La réunion entre les pays européens concernés par ce dossier a contribué à apporter un début de solution, notamment au travers du déploiement d’un avion de l’agence Frontex. Je salue cette volonté de travailler ensemble contre les passeurs et leurs filières : ces personnes mettent en danger la vie des gens pour de l’argent et c’est inacceptable ! Il faut que ce dossier soit plus « européanisé », puisqu’il concerne, même indirectement, tous les États membres.
Monsieur le secrétaire d’État, envisagez-vous d’aborder ce sujet lors du Conseil européen ? Le pacte européen sur la migration et l’asile est-il une priorité de la présidence française de l’Union européenne ? Enfin, selon vous, quelle forme prendront les échanges avec les Britanniques : France et Royaume-Uni discuteront-ils de manière bilatérale ou s’agira-t-il plutôt d’un dialogue entre l’Union européenne et le Royaume-Uni ?
Autre sujet d’importance au programme de la réunion du Conseil européen de la semaine prochaine : les prix de l’énergie. Leur hausse, qualifiée à juste titre de flambée, concerne l’Europe dans son ensemble ; la réaction doit donc permettre d’y faire face et être à la mesure des attentes de l’ensemble des Européens.
La Commission avait mis en place une boîte à outils, dont l’objectif était de contrer cette augmentation rapide des tarifs et de permettre aux États de réagir vite, mais cette réponse est de très court terme et les intérêts des pays européens sont assez divergents, particulièrement en ce qui concerne la révision du marché intérieur de l’énergie. C’est en tout cas ce qu’a révélé, sans grande surprise, le Conseil Énergie lors de sa réunion d’octobre dernier.

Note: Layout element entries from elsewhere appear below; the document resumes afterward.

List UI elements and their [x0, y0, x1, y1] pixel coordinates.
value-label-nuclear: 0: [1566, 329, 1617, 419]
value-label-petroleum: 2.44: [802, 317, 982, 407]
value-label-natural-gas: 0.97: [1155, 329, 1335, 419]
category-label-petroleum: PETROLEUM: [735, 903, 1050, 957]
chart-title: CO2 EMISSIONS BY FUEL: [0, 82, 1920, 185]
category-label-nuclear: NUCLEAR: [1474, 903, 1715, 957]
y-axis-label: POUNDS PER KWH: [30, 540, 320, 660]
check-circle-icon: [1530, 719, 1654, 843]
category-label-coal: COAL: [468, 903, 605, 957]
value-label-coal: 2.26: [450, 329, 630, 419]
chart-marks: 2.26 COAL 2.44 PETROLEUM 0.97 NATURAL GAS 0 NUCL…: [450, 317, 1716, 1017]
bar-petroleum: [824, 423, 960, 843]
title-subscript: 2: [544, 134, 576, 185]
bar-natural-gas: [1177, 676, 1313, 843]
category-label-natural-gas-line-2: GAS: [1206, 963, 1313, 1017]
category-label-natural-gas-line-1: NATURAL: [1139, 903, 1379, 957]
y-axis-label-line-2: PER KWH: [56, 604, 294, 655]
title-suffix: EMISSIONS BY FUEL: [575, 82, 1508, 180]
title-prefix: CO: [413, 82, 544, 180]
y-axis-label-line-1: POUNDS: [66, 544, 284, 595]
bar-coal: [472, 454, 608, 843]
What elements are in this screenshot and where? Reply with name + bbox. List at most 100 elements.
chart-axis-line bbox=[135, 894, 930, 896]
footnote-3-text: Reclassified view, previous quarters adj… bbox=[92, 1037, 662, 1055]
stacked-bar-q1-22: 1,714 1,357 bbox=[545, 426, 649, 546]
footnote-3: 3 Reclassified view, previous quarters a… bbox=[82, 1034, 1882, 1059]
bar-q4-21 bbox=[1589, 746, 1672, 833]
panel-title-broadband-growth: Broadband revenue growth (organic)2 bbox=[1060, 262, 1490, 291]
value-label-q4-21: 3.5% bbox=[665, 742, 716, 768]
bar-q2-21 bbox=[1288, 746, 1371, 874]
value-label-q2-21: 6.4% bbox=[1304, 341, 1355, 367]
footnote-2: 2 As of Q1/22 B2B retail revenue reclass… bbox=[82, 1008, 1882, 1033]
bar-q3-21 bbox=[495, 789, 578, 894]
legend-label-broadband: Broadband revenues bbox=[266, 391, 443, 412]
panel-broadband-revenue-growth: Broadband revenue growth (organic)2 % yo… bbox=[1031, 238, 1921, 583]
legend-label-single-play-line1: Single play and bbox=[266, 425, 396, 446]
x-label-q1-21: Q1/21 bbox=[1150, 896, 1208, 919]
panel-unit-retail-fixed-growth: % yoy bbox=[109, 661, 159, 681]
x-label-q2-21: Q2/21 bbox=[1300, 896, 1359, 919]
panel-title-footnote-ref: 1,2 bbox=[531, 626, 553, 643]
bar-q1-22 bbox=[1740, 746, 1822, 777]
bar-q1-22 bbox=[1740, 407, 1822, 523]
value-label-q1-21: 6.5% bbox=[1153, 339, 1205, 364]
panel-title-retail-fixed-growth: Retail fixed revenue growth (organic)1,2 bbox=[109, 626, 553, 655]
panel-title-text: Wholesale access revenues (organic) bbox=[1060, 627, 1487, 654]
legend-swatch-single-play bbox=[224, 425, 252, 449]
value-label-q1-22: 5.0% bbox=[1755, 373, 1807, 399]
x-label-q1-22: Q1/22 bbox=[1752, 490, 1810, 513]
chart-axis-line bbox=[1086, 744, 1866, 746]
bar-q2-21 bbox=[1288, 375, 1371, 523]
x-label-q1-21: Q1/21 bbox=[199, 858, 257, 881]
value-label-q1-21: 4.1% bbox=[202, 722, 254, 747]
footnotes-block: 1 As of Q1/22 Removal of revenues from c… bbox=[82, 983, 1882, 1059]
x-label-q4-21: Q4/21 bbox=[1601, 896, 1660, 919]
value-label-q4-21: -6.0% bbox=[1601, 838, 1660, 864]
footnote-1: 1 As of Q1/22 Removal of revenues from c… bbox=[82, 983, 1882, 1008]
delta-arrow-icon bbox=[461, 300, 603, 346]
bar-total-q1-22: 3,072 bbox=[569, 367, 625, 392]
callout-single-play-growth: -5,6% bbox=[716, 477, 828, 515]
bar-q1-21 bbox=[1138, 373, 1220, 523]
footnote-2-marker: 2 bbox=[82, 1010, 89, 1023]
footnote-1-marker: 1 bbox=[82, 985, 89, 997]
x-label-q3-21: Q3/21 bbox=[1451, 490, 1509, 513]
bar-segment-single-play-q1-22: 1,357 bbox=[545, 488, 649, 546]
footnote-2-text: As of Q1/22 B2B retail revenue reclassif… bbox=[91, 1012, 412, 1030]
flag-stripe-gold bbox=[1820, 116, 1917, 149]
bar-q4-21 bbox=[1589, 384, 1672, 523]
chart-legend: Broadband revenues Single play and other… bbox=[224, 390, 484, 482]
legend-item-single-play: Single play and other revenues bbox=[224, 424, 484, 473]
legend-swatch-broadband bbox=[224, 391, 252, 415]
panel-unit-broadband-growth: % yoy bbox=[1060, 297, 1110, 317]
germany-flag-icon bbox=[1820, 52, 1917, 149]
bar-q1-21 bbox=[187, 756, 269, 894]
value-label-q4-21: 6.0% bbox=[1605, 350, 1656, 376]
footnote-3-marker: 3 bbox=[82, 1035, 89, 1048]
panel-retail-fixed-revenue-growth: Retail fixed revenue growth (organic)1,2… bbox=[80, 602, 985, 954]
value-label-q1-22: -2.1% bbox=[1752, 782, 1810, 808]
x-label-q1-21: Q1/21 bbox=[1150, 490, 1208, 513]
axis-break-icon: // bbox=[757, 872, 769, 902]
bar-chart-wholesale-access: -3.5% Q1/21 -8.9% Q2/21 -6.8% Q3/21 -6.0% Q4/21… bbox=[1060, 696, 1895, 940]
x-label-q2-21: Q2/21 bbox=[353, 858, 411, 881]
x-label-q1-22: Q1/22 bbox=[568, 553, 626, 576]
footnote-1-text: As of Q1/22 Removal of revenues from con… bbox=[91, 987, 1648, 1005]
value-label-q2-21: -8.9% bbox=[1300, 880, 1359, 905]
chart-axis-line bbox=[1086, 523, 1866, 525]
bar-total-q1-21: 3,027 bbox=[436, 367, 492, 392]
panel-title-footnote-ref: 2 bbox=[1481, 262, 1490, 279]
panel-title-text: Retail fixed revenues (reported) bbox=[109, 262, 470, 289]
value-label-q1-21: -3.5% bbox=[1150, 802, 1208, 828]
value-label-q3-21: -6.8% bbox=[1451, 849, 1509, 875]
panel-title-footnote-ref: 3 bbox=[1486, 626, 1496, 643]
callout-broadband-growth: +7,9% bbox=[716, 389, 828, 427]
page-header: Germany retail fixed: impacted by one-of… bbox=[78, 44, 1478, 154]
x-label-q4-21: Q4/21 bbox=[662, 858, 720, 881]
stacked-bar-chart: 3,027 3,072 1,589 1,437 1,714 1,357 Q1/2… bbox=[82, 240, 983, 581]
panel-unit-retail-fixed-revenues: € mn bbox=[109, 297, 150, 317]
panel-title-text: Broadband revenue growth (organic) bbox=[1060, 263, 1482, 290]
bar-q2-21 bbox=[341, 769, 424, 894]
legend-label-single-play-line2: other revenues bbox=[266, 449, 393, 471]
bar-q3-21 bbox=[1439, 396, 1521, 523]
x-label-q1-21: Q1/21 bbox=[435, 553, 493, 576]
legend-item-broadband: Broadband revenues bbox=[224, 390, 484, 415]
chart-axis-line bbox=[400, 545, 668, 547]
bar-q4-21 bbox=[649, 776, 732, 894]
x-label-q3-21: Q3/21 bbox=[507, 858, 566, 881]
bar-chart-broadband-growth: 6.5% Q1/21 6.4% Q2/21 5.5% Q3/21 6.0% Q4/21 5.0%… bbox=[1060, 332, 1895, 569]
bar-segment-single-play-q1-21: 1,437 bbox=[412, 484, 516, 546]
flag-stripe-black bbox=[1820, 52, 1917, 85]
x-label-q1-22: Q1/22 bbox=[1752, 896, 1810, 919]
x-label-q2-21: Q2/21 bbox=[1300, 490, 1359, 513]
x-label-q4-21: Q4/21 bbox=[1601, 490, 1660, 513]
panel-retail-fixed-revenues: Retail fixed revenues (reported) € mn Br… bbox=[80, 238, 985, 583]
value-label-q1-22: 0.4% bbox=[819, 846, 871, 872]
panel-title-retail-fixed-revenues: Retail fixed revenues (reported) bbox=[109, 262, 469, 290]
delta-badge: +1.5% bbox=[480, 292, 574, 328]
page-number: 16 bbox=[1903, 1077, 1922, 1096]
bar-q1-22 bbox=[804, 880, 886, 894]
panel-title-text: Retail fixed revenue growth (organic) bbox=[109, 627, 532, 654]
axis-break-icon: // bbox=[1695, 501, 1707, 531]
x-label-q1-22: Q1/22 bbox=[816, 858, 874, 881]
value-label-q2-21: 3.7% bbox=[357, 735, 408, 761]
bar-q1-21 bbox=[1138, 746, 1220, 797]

Quelle position la France défendra-t-elle au sein du Conseil lorsqu’il sera question de la nécessaire mise en œuvre de nouvelles mesures réglementaires en fonction des solutions potentiellement identifiées ?
Dans ce cadre énergétique, il me semble qu’il serait également pertinent d’aborder le dossier de la taxonomie verte pour une finance durable et la nécessité d’y inclure l’énergie nucléaire. Notre transition et notre neutralité carbone passeront par le nucléaire. Au-delà des sujets qui seront à l’ordre du jour de la réunion du Conseil, où en est ce dossier ? Une fois de plus, il est probable que les débats sur ce point déborderont sur les problématiques examinées lors de la présidence française de l’Union européenne. Quels sont les scénarios sur la table ?
Dernier point que je souhaite aborder concernant la future présidence française, avant d’évoquer le dernier sujet important de la prochaine réunion du Conseil européen : le harcèlement en ligne. Je connais l’engagement de ce gouvernement, monsieur le secrétaire d’État, face à ce fléau. Je suis également avec grand intérêt les dernières évolutions relatives aux textes DMA et DSA. Comment entendez-vous mettre en avant la problématique du harcèlement en ligne lors des six prochains mois ?
Je termine par le premier sujet à l’ordre du jour de la prochaine réunion du Conseil européen, à savoir la gestion de la pandémie de covid-19.
La cinquième vague a submergé les États membres de l’Union européenne, où les courbes de contaminations montent en flèche. Alors que, dans de nombreux pays, la vaccination est le sujet majeur, où en sommes-nous des négociations autour de la construction d’une Union de la santé ?
Face à l’apparition de nouveaux variants, que pouvez-vous nous dire de l’indispensable actualisation de nos vaccins, pour les rendre plus efficaces contre les nouvelles formes du virus ?
L’Agence européenne des médicaments, l’EMA, a récemment approuvé plusieurs traitements contre la covid-19, et devrait encore rendre un certain nombre d’avis prochainement. Un déploiement de ces traitements au sein de l’Union européenne, sur le modèle des vaccins, est-il prévu ? (Mme Véronique Guillotin et M. Pierre Louault applaudissent.)